Burn Your Restaurant Operations Manual, Then Do This

Those of us with a pile of wisdom and experience from being in the restaurant industry for decades remember when a restaurant operations manual was the size of a phone book.

Those of us with that track record of career-long success also remember what a phone book looked like.

Today’s workforce? Not so much.

So what’s the point of having an operations manual on paper or on multiple URLs on your Website — or even the dreaded PDF?

No one is going to read it. Except maybe after an incident has happened and they want to cover their a@$%s.

If you want to really educate your team members, new and old, you have got to reach them where they learn: in short bursts of video on their phones or tablets.

Short-form Video — the Gold Standard for Education

The most successful owners of the independent multi-unit restaurant companies I work with are moving their training and education to short-form video.

They make them entertaining, connecting their restaurant culture to training and education in a way that supports guest loyalty and employee retention.

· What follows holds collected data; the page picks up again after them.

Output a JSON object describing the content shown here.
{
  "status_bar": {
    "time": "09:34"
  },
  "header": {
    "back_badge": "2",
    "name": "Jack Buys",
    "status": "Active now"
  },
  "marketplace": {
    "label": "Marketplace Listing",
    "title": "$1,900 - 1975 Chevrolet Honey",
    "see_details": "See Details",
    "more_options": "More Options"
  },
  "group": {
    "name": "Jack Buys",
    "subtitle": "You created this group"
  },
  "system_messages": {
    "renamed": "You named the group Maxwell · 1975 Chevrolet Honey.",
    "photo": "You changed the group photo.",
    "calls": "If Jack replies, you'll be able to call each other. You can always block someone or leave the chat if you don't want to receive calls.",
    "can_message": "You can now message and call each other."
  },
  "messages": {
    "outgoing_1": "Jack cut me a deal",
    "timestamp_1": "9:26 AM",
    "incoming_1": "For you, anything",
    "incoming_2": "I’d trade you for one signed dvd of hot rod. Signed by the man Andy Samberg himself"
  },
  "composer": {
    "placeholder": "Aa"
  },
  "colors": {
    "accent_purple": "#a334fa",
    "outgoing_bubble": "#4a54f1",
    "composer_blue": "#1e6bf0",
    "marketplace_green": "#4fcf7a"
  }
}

Last week I was in a successful fast casual restaurant where the cashier had been trained effectively and knew her way around the menu. She was able to answer any questions that came up.

But, when we sat at our table and one of the items we had ordered did not arrive, two different people said they would go get it.

Neither came back.

That was a systemic breakdown — one from which you could easily protect your guest by showing (on video, in a way you could never do on paper) the emotional letdown and frustration of a hungry guest (or in my case my child trying to practice patience waiting for her chocolate milkshake) not getting all of their meal.

Four Most Important Steps to Launching Your Video Training Program

All my research into this topic points to four steps to get started:

  1. Organize. Break down your current training and education library into an outline of titles for short-form video.
  2. Delegate. Decide who is writing scripts — your people or an outside resource. Which would be better for you?
  3. Enjoy. Have fun with this. Layer in culture, humor, and emotion. That is what people respond to and remember.
  4. Start where it counts. Begin with the most impactful topic. Be prepared to shoot bad video before you ever shoot good video. Keep going!

When it comes to training your workforce, I guess you can complain about young workers today — I call it “singing the millennial blues” — or you can reap the benefits of communicating to your employees in the way they learn today. Which do you want to do?